On 1.1 Cassette should be performant enough for these kinds of transforms.

Fixes https://github.com/JuliaGPU/CUDAnative.jl/issues/27

@maleadt did you have a branch similar to this around?

Jan 29 '19 23:01 vchuravy

bors try

Jan 29 '19 23:01 vchuravy

try

Build failed

ci/gitlab/trying

Jan 29 '19 23:01 bors[bot]

Yes, https://github.com/JuliaGPU/CUDAnative.jl/compare/tb/cassette Didn't work because of plenty allocations, invokes, dispatches, etc. Is your approach different in that regard? Also, #265.

Jan 30 '19 07:01 maleadt

bors try

Jan 30 '19 18:01 vchuravy

As bors tells us apparently not ;)

@jrevels https://gitlab.com/JuliaGPU/CUDAnative.jl/-/jobs/153739960 is full of interesting cases.

Jan 30 '19 18:01 vchuravy

try

Build failed

ci/gitlab/trying

Jan 30 '19 18:01 bors[bot]

bors try

Jan 30 '19 21:01 vchuravy

try

Build failed

ci/gitlab/trying

Jan 30 '19 22:01 bors[bot]

Yeah, as I feared... Let's mark this WIP then :slightly_frowning_face:

Jan 31 '19 15:01 maleadt

bors try

Feb 01 '19 02:02 vchuravy

try

Build failed

ci/gitlab/trying

Feb 01 '19 02:02 bors[bot]

Same error count; inlining doesn't help. That said, many stack traces point to getindex again, so maybe there's only a small number of errors remaining. I'll have another go at reducing vadd when I have some time.

Feb 01 '19 06:02 maleadt

I was planning on grabbing Jarrett this week and see if we can figure it out. (I am in the progress to add GPU support to Cthulhu so that should make it easier)

Feb 04 '19 03:02 vchuravy

bors try

Feb 07 '19 23:02 vchuravy

try

Build failed

ci/gitlab/trying

Feb 07 '19 23:02 bors[bot]

Ok! The debugging session with Jarrett proved fruitful, we are down to 10ish failures :)

Feb 07 '19 23:02 vchuravy

Cool! What were the changes?

Feb 08 '19 17:02 maleadt

Cool! What were the changes?

We applied my usual Cassette issue workaround of "isolate the problematic thing and make it a contextual primitive (i.e. don't overdub into it)". The problematic thing here was the @pure function datatype_align.

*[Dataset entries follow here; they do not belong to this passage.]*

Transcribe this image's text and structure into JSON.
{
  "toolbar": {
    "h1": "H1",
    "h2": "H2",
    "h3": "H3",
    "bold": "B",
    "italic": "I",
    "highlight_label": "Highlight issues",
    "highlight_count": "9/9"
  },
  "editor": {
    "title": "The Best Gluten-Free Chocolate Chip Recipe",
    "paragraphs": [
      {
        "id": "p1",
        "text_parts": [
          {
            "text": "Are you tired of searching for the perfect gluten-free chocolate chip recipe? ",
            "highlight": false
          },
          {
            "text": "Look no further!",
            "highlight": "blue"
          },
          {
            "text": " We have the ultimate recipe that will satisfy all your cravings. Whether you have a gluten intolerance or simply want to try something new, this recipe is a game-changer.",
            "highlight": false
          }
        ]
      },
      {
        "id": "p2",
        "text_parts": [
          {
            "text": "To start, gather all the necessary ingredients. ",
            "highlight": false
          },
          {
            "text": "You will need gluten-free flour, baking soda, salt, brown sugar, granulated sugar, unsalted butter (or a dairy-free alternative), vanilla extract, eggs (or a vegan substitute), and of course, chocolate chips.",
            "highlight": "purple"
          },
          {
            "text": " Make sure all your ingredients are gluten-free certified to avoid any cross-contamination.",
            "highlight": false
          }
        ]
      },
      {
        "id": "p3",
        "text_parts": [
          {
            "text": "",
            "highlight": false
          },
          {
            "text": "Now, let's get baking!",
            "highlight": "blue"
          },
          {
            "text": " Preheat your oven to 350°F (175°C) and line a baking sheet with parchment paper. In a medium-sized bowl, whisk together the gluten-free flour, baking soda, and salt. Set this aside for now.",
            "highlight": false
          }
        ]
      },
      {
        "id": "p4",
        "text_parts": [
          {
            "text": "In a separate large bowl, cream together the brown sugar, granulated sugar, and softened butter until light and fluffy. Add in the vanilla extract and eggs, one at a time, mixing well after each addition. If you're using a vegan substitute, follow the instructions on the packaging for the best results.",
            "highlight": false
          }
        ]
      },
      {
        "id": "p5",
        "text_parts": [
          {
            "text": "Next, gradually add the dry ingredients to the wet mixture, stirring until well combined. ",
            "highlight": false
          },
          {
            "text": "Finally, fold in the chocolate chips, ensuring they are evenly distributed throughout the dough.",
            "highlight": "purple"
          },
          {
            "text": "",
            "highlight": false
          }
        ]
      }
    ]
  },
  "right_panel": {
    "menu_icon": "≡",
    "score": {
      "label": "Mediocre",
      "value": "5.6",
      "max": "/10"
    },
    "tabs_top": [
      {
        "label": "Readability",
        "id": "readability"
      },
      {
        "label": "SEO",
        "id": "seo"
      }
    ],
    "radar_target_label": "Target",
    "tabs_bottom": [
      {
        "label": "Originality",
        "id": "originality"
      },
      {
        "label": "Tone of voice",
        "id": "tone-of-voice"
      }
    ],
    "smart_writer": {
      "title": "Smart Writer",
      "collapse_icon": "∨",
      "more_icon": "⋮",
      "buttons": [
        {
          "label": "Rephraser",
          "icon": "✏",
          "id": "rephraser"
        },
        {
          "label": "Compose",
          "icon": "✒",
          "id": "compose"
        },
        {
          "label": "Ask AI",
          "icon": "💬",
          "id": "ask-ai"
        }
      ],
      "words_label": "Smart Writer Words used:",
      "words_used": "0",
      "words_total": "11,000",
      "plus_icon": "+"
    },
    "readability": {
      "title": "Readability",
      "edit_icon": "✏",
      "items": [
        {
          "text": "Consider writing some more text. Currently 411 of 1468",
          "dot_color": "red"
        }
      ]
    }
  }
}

It turns out that while Cassette propagates purity to the compiler correctly, the compiler is (probably rightfully) pessimistic and just bails out on purity optimization for generated functions (i.e. overdub). ref https://github.com/JuliaLang/julia/pull/31012, which is my naive attempt at changing the compiler to allow this sort of thing. If that lands, we can remove the extra contextual primitive definition here.

Feb 08 '19 17:02 jrevels

bors try

Feb 11 '19 17:02 vchuravy

try

Build failed

ci/gitlab/trying

Feb 11 '19 17:02 bors[bot]

I think we are down to two Cassette related issues while the rest is adjustment of tests/one level of indirection missing things up.

Feb 11 '19 18:02 vchuravy

julia> function kernel1(T, i)
           sink(i)
           return
       end
kernel1 (generic function with 1 method)

julia> @cuda kernel1(Int, 1)
ERROR: InvalidIRError: compiling #103(Type{Int64}, Int64) resulted in invalid LLVM IR
Reason: unsupported call to the Julia runtime (call to jl_f_tuple)
Stacktrace:
 [1] #103 at /home/tbesard/Julia/CUDAnative/src/context.jl:51
Reason: unsupported call to the Julia runtime (call to jl_f_getfield)
Stacktrace:
 [1] #103 at /home/tbesard/Julia/CUDAnative/src/context.jl:51

julia> inner_kwargf(foobar;foo=1, bar=2) = nothing
inner_kwargf (generic function with 1 method)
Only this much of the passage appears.